The obvious answer is that Boeing has sold the MAX on not requiring pilot recertification, which is not an issue in the military market.
This was a deliberate choice by the suits:
Boeing Co. engineers working on a flight-control system for the 737 MAX omitted key safeguards that had been included in an earlier version of the same system used on a military tanker jet, people familiar with the matter said.
Accident investigators have implicated the system, known as MCAS, in two deadly crashes of the jetliner that killed a total of 346 people.
The engineers who created MCAS more than a decade ago for the military refueling plane designed the system to rely on inputs from multiple sensors and with limited power to move the tanker’s nose—which one person familiar with the design described as deliberate checks against the system acting erroneously or causing a pilot to lose control.
“It was a choice,” this person said. “You don’t want the solution to be worse than the initial problem.”
The MAX’s version of MCAS, however, relied on input from just one of the plane’s two sensors that measure the angle of the plane’s nose. The system also proved tougher for pilots to override. Investigators have implicated the system in the fatal nosedives of a Lion Air jet in October 2018 and of an Ethiopian Airlines MAX in March. Indonesia is expected to fault that MCAS design, in addition to U.S. oversight lapses and pilot missteps, in its final report on the Lion Air crash into the Java Sea, The Wall Street Journal has reported.
Now, Boeing’s expected fix for the 737 MAX will make its MCAS more like the one used in the tanker, according to people familiar with the matter.

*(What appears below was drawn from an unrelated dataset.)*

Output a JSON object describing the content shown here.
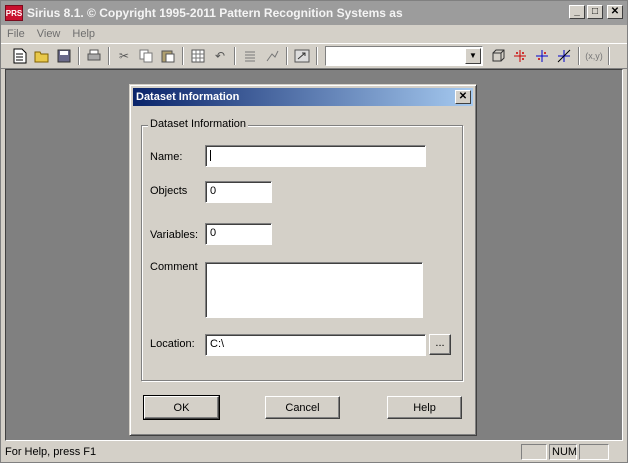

Boeing developed the MCAS for the military tanker around the early 2000s, another person familiar with the project said. The tanker was a military derivative of Boeing’s wide-body 767 commercial jet and included pods on its wings used for air-to-air refueling of fighters and other war planes. Those wing pods added lift and caused the tanker’s nose to pitch up in some flight conditions, risking the plane’s ability to meet Federal Aviation Administration safety requirements, people familiar with the matter said. So engineers devised MCAS software, which automatically pushes down the tanker’s nose if necessary, to comply with FAA standards, these people said.
In a key difference from the subsequent version of the system used on the MAX, the system on the tanker moves the plane’s horizontal stabilizer—the control surface perpendicular to the airplane’s tail—once per activation and not repeatedly, the person familiar with the tanker project said.
The tanker engineers also gave the system only limited power to nudge the plane’s nose down to ensure that pilots would be able to recover if it accidentally pushed the plane into a dive, said the person familiar with the tanker’s MCAS design. That meant MCAS had little authority over the stabilizer, which made it much easier for pilots to counteract.
The question raised is, “Why the disastrous changes in the system?”
This was keeping retraining to a minimum, and it killed people.